Among women with cervical cancer, HIV infection was not associated with initial treatment response or early mortality, but relapse after attaining a CR and late mortality were increased in those with HIV. These results point to a role for an intact immune system in control of residual tumor burden among treated cervical cancer patients.
我们评估了巴西里约热内卢感染HIV和未感染HIV的宫颈癌女性的死亡率、治疗反应及复发情况。
对87例感染HIV和336例未感染HIV的宫颈癌女性进行队列研究。
巴西国立癌症研究所(2001 - 2013年)的患者在年龄、诊断年份、临床分期和肿瘤组织学方面进行匹配。手术、放疗和/或化疗的分期及治疗遵循国际指南。我们使用马尔可夫模型评估初始治疗反应,使用Cox模型评估完全缓解(CR)后的死亡率和复发情况。
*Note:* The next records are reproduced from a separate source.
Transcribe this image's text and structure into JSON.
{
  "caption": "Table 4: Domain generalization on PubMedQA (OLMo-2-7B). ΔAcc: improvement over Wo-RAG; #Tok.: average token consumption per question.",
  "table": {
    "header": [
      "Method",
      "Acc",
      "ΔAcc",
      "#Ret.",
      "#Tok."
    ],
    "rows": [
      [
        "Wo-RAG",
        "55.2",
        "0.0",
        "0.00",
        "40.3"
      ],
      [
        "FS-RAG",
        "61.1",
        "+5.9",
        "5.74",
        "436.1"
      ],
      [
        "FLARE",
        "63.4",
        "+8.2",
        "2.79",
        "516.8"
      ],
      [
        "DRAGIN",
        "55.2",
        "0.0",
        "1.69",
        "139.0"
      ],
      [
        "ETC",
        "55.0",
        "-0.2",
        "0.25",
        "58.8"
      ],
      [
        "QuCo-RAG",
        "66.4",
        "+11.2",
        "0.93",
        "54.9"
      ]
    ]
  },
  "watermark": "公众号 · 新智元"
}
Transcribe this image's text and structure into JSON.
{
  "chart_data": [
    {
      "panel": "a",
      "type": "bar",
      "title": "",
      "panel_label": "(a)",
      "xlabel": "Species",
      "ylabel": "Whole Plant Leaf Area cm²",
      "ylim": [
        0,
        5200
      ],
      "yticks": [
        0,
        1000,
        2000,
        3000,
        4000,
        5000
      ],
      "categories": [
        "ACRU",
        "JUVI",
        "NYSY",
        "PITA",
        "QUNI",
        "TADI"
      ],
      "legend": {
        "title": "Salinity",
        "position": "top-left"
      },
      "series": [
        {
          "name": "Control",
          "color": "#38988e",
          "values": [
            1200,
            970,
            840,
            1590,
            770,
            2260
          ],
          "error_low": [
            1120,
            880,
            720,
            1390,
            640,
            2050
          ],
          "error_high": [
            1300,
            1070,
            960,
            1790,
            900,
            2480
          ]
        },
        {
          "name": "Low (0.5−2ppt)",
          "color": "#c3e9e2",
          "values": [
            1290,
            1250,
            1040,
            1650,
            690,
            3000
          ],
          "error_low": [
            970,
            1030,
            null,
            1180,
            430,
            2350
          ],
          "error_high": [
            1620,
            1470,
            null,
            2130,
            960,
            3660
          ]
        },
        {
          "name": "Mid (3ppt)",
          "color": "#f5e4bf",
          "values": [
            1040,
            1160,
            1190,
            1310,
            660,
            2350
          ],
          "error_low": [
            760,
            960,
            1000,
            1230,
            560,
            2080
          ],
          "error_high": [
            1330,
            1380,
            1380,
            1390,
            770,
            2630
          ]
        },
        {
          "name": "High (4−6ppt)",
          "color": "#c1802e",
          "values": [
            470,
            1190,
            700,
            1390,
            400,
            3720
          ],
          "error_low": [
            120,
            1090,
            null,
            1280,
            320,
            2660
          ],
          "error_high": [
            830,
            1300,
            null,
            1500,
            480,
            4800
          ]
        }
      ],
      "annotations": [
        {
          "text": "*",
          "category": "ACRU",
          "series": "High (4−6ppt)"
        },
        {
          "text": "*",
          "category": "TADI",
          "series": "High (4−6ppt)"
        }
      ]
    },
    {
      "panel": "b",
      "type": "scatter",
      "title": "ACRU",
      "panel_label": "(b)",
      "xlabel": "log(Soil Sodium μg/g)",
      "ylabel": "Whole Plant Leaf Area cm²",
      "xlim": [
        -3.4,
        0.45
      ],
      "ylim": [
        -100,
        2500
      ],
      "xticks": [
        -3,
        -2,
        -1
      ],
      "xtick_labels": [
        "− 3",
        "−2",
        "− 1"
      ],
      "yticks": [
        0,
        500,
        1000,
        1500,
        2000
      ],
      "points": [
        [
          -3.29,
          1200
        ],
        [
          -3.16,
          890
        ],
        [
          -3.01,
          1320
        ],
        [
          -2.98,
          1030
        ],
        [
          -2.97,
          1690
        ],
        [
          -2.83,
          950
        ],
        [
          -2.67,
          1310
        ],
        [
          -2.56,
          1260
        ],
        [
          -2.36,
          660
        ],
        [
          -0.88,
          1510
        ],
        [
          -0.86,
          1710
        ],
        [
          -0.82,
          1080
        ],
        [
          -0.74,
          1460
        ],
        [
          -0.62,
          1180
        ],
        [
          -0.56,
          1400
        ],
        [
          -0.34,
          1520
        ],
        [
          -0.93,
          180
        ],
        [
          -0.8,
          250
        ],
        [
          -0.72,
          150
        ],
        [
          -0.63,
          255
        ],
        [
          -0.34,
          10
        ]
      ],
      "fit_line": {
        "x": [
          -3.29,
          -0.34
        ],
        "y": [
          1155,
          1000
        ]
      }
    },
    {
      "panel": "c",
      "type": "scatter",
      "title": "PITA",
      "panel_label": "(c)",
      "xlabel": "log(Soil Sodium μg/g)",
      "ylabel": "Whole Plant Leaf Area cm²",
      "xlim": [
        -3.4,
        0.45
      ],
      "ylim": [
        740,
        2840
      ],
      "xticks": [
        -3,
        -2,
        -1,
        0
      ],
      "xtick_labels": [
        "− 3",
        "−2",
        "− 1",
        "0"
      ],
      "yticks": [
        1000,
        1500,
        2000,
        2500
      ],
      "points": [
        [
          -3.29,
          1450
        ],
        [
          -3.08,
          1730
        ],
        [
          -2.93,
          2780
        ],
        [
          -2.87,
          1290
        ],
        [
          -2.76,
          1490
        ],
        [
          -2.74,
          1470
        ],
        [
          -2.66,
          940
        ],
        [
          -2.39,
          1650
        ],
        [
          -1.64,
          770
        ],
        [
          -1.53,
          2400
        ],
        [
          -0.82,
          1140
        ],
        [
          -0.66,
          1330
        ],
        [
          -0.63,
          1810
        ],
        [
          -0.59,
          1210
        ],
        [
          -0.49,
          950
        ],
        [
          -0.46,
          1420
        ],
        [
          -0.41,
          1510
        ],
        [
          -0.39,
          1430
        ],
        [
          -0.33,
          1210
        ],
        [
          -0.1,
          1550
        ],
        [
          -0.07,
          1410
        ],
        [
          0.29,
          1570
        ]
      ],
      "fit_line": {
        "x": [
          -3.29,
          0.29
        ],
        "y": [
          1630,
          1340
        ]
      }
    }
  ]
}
在234例死亡病例中,大多数死于癌症(感染HIV的女性中占82%,未感染HIV的女性中占93%);仅9%的感染HIV女性死于艾滋病。HIV在初始随访期间与死亡率无关,但在诊断后1 - 2年以上与之相关[总死亡率:分期调整后的风险比为2.02,95%置信区间(CI)为1.27 - 3.22;癌症特异性死亡率:4.35,1.86 - 10.2]。在222例接受放疗的患者中,感染HIV的女性对初始癌症治疗的反应率与未感染HIV的女性相似(风险比为0.98,95%CI为0.58 - 1.66)。然而,在接受治疗且达到CR的女性中,HIV与随后复发风险升高相关(风险比为3.60,95%CI为1.86 - 6.98,经临床分期调整)。
在宫颈癌女性中,HIV感染与初始治疗反应或早期死亡率无关,但达到CR后的复发率及晚期死亡率在感染HIV的女性中有所增加。这些结果表明完整的免疫系统在控制接受治疗的宫颈癌患者残余肿瘤负荷中发挥作用。